Impacts de la coopération réglementaires

→ Dans ce domaine, le Ceta a déjà été utilisé par le Canada pour essayer de peser sur les décisions européennes. Les premières réunions du comité sur les règles sanitaires et phytosanitaires ont ainsi été l’occasion d’aborder la question de l’interdiction éventuelle de certaines substances ou les limites en matière de résidus de pesticides pour les produits importés.
En apparence techniques, ces discussions portent directement sur des sujets sensibles pour les agriculteurs et les consommateurs européens. Elles visent en l’espèce à dissuader l’UE et ses États membres de prononcer une interdiction complète du glyphosate ainsi qu’à affaiblir les règles applicables pour les produits importés pour faciliter par exemple les exportations de pommes de terre canadiennes traités avec un néonicotinoïde, interdit dans l’UE.

Arbitrage entre investisseurs et Etats et véto climatique

→ Sur l’arbitrage d’investissement, la Commission Schubert avait aussi écrit :
« ce système introduit une dissymétrie de traitement entre entreprises nationales et entreprises étrangères » [p6]
« (…) si le CETA substitue à l’arbitrage d’investissement un mécanisme totalement nouveau, qui présente des garanties renforcées d’indépendance et d’impartialité, il continue de permettre aux investisseurs étrangers d’échapper à la compétence des juges nationaux. » [p27]
« le mécanisme de règlement des différends du chapitre huit ne rompt pas totalement avec l’arbitrage d’investissement. » [p31]
« seul l’investisseur peut déposer une plainte devant le Tribunal de première instance (article 8.18). Le chapitre huit reproduit ici le caractère unilatéral de l’arbitrage d’investissement et les demandes reconventionnelles ne sont pas prévues. » [p31]
« C’est ici l’investisseur requérant qui choisira le règlement d’arbitrage sous l’empire duquel il souhaite que le litige soit réglé. » [p31]
« (...) une rupture plus claire avec cet aspect de l’arbitrage est indispensable. (...). Ici, la double rémunération qu’impliquent le versement d’une rétribution mensuelle et la charge des honoraires pourrait même donner lieu à des frais plus élevés que l’arbitrage d’investissement. » [p31]
« L’hypothèse d’un recours engagé par un investisseur étranger contre une mesure de portée générale nouvelle – une directive européenne ou une loi nationale par exemple – qui interdirait l’utilisation de certains agents chimiques classés comme perturbateurs endocriniens peut ici être envisagée. » [p33]
« Rien ne permet de garantir dans le traité que les futures dispositions environnementales nécessaires à la poursuite des objectifs de la France en matière de transition énergétique et de développement durable ne seront pas attaquées devant cette juridiction. [mécanisme de règlement des différends entre investisseurs et États] » [p52]

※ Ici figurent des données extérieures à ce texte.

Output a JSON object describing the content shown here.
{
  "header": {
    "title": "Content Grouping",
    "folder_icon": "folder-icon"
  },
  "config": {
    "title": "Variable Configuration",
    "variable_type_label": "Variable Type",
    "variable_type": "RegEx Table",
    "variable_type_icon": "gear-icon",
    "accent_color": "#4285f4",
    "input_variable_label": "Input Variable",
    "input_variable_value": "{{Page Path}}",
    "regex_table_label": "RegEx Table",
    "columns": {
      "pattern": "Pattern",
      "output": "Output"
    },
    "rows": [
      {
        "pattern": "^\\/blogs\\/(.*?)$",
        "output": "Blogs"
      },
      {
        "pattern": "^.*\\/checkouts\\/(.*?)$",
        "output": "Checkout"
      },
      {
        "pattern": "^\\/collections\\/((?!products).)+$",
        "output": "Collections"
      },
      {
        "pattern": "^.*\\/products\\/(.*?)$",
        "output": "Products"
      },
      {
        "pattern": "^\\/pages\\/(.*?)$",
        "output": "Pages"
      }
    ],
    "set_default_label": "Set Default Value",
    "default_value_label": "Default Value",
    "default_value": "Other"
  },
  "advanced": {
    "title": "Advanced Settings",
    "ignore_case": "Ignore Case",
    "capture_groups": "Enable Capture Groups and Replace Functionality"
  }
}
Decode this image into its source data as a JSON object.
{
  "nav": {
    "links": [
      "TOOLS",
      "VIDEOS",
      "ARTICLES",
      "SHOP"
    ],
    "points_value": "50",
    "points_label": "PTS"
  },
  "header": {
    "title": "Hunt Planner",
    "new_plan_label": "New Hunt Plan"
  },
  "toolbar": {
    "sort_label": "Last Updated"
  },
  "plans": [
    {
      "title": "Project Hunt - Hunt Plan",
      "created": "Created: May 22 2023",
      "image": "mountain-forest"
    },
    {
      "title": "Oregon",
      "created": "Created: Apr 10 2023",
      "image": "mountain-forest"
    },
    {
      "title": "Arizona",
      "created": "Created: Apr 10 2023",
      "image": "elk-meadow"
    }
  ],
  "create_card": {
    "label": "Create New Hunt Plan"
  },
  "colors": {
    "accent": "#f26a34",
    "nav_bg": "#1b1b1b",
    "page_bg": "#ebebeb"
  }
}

→ Nous avons développé une analyse juridique des implications concrètes de l’activation du chapitre investissement du CETA et du mécanisme de règlement des différends entre investisseurs et États. Cette note confirme que les conditions d’engagement de la responsabilité de l’UE et de la France seraient beaucoup plus souples qu’en droit interne et que le calcul des indemnisations serait lui aussi bien plus favorable aux investisseurs (pouvant inclure les profits futurs non réalisés et la capitalisation des intérêts).

→ La Commission Schubert avait formulé une proposition de veto climatique visant à écarter des plaintes qui contesteraient des politiques publiques en matière de lutte contre le changement climatique.
La proposition portée par le Gouvernement et la Commission européenne n’est pas conforme à la proposition de la Commission Schubert dans la mesure où il ne s’agit pas véritablement d’un véto qui permettrait d’écarter des plaintes. L’intervention du comité mixte pour donner une interprétation ne sera ainsi pas suspensive et il reviendra toujours au Tribunal de vérifier et décider si les conditions définies par le comité mixte sont satisfaites.
La juriste de la Commission Schubert à l’origine de la proposition de véto revient d’ailleurs sur les limites du dispositif envisagé dans une tribune publiée le 9 juillet 2019 dans le Monde.